Originally Posted by sagapi44
My current plan is to cut out and replace the rotted OSB just a 10x10" corner in the bottom of the hatch compartment and change out the marker side light that is just above the hatch. but i have fresh lapsealant on the roof and the vertical joint is pretty tight. Maybe the screws under the vinyl trim for the vertical corner piece?
The screws behind the vinyl trim as not high on the suspect list of a water infection point. That is not to say it cannot be, but it is less likely. Part of getting a water infection is about the odds and the conditions exposed to a potential leak. The screws are protected behind the vertical vinyl strip of the corner, and the bottom of the vinyl is not sealed totally so any water that made it down the molding and behind the vinyl would get out the bottom easier then wick in through a screw.
BUT, those corner screws do tell a story. By popping out the vinyl strip, start up high close to the roof and take a screw out and look at the threads. If they are pristine silver with no rust, then the wood they are screwed into is dry and odds are low a leak from up high is there. You can put the screw back in if it is good.
Then jump down about 8 to 12 inches and and remove another one. Check if it is pristine or starting to rust. Put it back in if pristine and move down another 8 to 12 inches and check another. Check all the way to the bottom of the wall. If you start to see a pattern of rust starting all the way to very rusted and goo on the threads, then a leak started up where the rust started and rot is underway were the goo is. The screws rust out most times from the inside out. Not the outside in on a camper as new as yours.

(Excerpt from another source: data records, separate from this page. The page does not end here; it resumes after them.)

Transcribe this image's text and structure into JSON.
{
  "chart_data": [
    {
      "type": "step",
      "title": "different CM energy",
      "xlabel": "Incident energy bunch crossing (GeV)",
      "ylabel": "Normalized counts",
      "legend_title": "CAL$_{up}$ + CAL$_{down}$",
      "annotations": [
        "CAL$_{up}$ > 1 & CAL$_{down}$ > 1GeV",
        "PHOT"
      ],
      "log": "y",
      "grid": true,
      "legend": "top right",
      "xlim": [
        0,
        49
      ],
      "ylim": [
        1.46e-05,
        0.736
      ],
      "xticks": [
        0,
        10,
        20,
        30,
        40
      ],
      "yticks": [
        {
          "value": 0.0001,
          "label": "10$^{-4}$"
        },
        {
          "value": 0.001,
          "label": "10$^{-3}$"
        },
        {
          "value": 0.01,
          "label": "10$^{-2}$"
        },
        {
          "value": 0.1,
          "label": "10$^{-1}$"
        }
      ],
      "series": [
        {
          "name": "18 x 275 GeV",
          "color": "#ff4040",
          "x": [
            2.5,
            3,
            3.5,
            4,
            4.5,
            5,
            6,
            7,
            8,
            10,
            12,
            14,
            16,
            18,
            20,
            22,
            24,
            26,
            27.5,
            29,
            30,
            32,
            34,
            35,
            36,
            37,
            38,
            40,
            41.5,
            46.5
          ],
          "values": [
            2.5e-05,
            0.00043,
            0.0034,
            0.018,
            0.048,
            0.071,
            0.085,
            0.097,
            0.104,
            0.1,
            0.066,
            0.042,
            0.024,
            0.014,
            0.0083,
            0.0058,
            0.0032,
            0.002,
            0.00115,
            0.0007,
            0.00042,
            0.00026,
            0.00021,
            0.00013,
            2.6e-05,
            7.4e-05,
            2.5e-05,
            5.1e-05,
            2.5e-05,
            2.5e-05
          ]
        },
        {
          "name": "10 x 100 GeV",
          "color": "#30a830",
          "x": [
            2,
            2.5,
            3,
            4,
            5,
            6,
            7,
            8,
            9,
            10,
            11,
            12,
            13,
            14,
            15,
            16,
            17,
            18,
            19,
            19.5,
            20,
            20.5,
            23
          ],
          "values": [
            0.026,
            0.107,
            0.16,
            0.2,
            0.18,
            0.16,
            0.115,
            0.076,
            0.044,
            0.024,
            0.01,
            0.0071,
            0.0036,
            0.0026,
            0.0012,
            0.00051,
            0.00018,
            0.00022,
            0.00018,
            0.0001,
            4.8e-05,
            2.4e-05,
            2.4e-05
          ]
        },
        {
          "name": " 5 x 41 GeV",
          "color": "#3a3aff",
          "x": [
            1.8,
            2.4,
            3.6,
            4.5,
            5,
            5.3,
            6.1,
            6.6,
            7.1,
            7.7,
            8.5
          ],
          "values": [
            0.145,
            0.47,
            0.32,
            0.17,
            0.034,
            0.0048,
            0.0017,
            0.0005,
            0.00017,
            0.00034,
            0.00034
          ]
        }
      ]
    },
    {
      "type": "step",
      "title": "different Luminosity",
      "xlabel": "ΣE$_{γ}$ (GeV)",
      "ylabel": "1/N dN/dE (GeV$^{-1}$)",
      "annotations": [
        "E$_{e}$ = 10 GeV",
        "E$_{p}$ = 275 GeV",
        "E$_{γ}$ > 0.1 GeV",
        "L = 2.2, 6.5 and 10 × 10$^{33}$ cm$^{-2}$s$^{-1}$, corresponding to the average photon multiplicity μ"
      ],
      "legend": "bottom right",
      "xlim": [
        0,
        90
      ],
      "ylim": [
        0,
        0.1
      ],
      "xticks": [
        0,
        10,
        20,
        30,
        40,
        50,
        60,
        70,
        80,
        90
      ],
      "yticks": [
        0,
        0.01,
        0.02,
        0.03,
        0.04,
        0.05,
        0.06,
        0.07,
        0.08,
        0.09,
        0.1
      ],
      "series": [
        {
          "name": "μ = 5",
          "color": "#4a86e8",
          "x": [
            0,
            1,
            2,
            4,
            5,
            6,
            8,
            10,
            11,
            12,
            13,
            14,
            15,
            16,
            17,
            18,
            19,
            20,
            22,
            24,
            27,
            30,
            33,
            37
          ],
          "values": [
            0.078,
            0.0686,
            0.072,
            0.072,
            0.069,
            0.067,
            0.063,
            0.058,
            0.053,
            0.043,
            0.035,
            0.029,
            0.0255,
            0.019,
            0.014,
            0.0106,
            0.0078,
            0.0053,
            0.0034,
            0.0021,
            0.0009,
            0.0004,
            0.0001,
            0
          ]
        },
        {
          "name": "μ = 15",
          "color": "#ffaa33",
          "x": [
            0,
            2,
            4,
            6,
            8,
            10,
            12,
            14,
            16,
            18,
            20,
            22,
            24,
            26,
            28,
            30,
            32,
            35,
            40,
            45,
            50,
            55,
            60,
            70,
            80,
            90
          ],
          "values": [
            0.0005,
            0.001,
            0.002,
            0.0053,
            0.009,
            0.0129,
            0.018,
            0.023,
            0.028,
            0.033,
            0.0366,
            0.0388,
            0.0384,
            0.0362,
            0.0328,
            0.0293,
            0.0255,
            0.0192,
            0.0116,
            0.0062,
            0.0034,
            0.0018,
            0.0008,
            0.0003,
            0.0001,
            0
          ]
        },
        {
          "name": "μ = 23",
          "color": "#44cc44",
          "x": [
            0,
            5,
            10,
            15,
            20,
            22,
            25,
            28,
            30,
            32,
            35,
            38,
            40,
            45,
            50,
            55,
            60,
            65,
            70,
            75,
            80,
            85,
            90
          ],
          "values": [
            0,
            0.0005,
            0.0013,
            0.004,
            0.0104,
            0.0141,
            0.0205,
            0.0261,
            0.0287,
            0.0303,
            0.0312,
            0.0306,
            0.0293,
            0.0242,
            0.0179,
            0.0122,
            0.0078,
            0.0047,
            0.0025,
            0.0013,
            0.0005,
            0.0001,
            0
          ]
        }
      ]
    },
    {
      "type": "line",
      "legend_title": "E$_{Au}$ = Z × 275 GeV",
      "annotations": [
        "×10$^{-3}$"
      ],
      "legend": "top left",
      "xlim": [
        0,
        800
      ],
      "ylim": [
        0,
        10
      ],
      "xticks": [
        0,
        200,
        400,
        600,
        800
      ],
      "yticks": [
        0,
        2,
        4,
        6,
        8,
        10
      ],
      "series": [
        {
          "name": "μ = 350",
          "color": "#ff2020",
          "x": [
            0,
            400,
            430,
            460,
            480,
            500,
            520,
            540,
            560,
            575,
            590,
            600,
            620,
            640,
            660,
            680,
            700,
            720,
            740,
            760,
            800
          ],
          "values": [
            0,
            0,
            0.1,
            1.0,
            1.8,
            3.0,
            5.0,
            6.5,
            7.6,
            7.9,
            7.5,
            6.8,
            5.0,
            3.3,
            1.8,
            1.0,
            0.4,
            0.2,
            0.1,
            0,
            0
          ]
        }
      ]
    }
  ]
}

This pic (2004 T2475) shows the screw rusting from the threads on the inside. The corner in this case was wet from a roof leak, but a corner molding leak can look the same in the area where water was.
Here is another place to look. Since you have a wet cargo hole floor, the cargo door unit is suspect. It may be the foam seal is not tight sealing the door to the frame or it is leaking in between the door frame flange seal to the siding which is sealed with putty tape. Pull the vinyl screw strip off and look at the screw heads. If the heads have rust on them, take a screw out. If the screw is badly rusted, the wood behind has been wet and the putty tape seal can be suspect. See this cargo door that had a flange seal putty tape failure. The screw heads at the bottom are rusted from the threads on the inside.
Here is the other side of the camper cargo door with the same issue
Here is the damaged wood behind that cargo door
Since you have a slide camper, the rear wall is built to have a dam at the bottom below the floor. This dam feature will hold water and rot out the bottom of the back wall. Bad enough it can affect the camper floor above it.
Look at the bottom back wall sheet of siding by the bumper. That bottom piece of siding is held on with hex screws at the bottom. Look at the heads. If they are starting to rust, there is water behind that area. If the heads are white, take a few of those screws out near the wet cargo area and look at the threads. If they have started to rust, water is down in that wall dam area.
This picture is off of a non slide camper to show the screw at the rear wall I am talking about. This is a 2005 T2363 with a wet rear wall. The screw heads are rusting. While the non slides do not have the below floor dam area, a wet back wall can look the same on the outside.
Here is a slide camper (2006 T264SR) that had a left rear roof leak and a left wall corner leak. The water settled in the well below the floor. The camper floor is at the 2 x 4 height, the bottom of the well is at the bumper. Put you hand under the bumper and feel the black plastic at the bottom of the rear wall. If the plastic is mush, then the bottom board is rotted out. If the board behind that black plastic is rock hard, then odds exist water did not make it down there long ago. A moisture meter on the black plastic will tell for sure.
Those screw checks I mentioned above will help tell you where some of the water came in and where it may not have.
Using the moisture meter, you can scan inside the camper at the side wall and rear wall of the back of the camper and see if it is wet behind the wall board. And you can scan the floor to see how large the wet area is. You can scan the black plastic membrane on the bottom of the camper scanning up, to see if the insulation in the floor is wet and how big an area that it or the back wall is wet at the bottom. While inside the camper and in the closet next to the bed over the cargo door area scan the wallboard to see if it is wet, scan the side wall at and the rear wall, starting at the corner and working outward, ceiling to the bottom of the cabinet which is the top of the pass through cargo hole.
The ideal need is, before taking the camper apart, check all the areas around the wet wood you found. How did it get wet? A leak from up high, a leak from getting in the corner molding, a leak getting in from the cargo door flange, a leak at the clearance light other areas?
You really want to find "all" the leak sources and figure out how to address each of them so when you do your fix so water will not be getting in to damage your new repair. Most times you can find more than one smoking gun leak, there generally are several.
Take pic's and post to of the suspect areas, and the roof corner. They can tell a lot we and you do not often see.